02 Outubro 2020
Às vésperas de um novo acordo dos países da União Europeia (UE) sobre asilo e migração, 14 organismos ecumênicos entregaram, no dia 25 de setembro, em Bruxelas, documento em que advogam uma recepção mais digna, proteção e cuidado às pessoas em movimento, que deixam seus países de origem por causas várias, como guerra, conflitos internos, perseguições e fome.
A reportagem é de Edelberto Behs, jornalista.
Com o pano de fundo o incêndio do campo de Moriá, na Ilha de Lesbos, ocorrido no dia 8 de setembro e que desalojou 13 mil migrantes, as organizações ecumênicas lamentam a “contínua negativa da União Europeia e seus Estados membros de assumirem suas obrigações internacionais de proteção dos refugiados”. Estados da Europa fizeram entender que o acordo da EU-Turquia, em 2016, tivesse resolvido os desafios do deslocamento de pessoas em movimento rumo ao continente europeu, mas, na verdade, “fecharam as portas (e os olhos) da Europa”.
O documento das igrejas foi entregue, pessoalmente, pelo secretário-geral da Conferência das Igrejas Europeias, Dr.
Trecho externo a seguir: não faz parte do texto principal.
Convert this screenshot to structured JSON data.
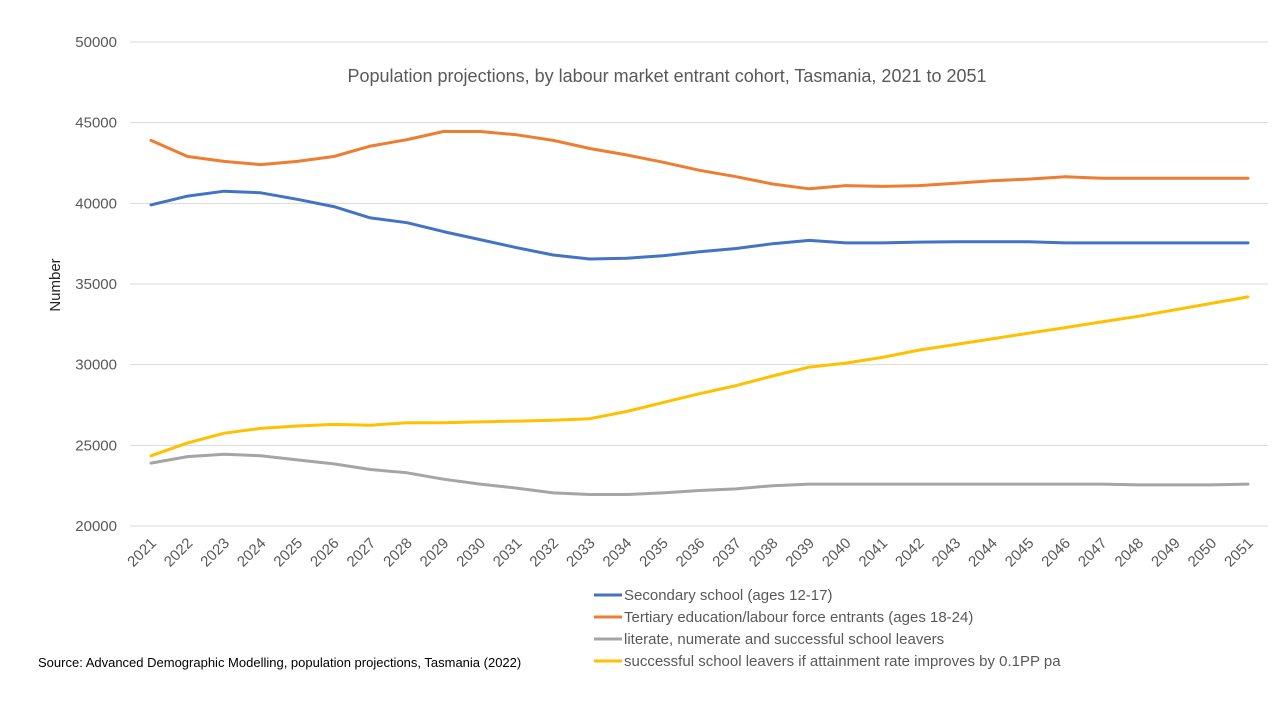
{
  "chart_data": {
    "type": "line",
    "title": "Population projections, by labour market entrant cohort, Tasmania, 2021 to 2051",
    "ylabel": "Number",
    "xlabel": "",
    "ylim": [
      20000,
      50000
    ],
    "yticks": [
      20000,
      25000,
      30000,
      35000,
      40000,
      45000,
      50000
    ],
    "grid": true,
    "legend_position": "bottom",
    "x": [
      "2021",
      "2022",
      "2023",
      "2024",
      "2025",
      "2026",
      "2027",
      "2028",
      "2029",
      "2030",
      "2031",
      "2032",
      "2033",
      "2034",
      "2035",
      "2036",
      "2037",
      "2038",
      "2039",
      "2040",
      "2041",
      "2042",
      "2043",
      "2044",
      "2045",
      "2046",
      "2047",
      "2048",
      "2049",
      "2050",
      "2051"
    ],
    "series": [
      {
        "name": "Secondary school (ages 12-17)",
        "color": "#4472C4",
        "values": [
          39900,
          40450,
          40750,
          40650,
          40250,
          39800,
          39100,
          38800,
          38250,
          37750,
          37250,
          36800,
          36550,
          36600,
          36750,
          37000,
          37200,
          37500,
          37700,
          37550,
          37550,
          37600,
          37620,
          37620,
          37620,
          37550,
          37550,
          37550,
          37550,
          37550,
          37550
        ]
      },
      {
        "name": "Tertiary education/labour force entrants (ages 18-24)",
        "color": "#ED7D31",
        "values": [
          43900,
          42900,
          42600,
          42400,
          42600,
          42900,
          43550,
          43950,
          44450,
          44450,
          44250,
          43900,
          43400,
          43000,
          42550,
          42050,
          41650,
          41200,
          40900,
          41100,
          41050,
          41100,
          41250,
          41400,
          41500,
          41650,
          41550,
          41550,
          41550,
          41550,
          41550
        ]
      },
      {
        "name": "literate, numerate and successful school leavers",
        "color": "#A5A5A5",
        "values": [
          23900,
          24300,
          24450,
          24350,
          24100,
          23850,
          23500,
          23300,
          22900,
          22600,
          22350,
          22050,
          21950,
          21950,
          22050,
          22200,
          22300,
          22500,
          22600,
          22600,
          22600,
          22600,
          22600,
          22600,
          22600,
          22600,
          22600,
          22550,
          22550,
          22550,
          22600
        ]
      },
      {
        "name": "successful school leavers if attainment rate improves by 0.1PP pa",
        "color": "#FFC000",
        "values": [
          24350,
          25150,
          25750,
          26050,
          26200,
          26300,
          26250,
          26400,
          26400,
          26450,
          26500,
          26550,
          26650,
          27100,
          27650,
          28200,
          28700,
          29300,
          29850,
          30100,
          30450,
          30900,
          31250,
          31600,
          31950,
          32300,
          32650,
          33000,
          33400,
          33800,
          34200
        ]
      }
    ]
  },
  "source_note": "Source: Advanced Demographic Modelling, population projections, Tasmania (2022)"
}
Jorgen Skov Sorensen, e pelo secretário-geral da Comissão das Igrejas para Migrantes na Europa, Dr. Torsten Moritz, nas mãos de Vangelis Demiris, membro do gabinete da vice-presidente da comissão, Margaritis Schinas, que coordena os trabalhos envolvendo o Novo Pacto sobre Migração e Asilo, segundo o serviço de imprensa do Conselho Mundial de Igrejas.
O texto lembra que a migração é parte integrante da história e da experiência humana. Frisa que Jesus também foi um migrante, quando sua família se refugiou no Egito ao fugir do rei Herodes que queria matá-lo. O Mestre também viveu sob a ocupação romana, que privou povos de sua liberdade e pisoteou sua dignidade.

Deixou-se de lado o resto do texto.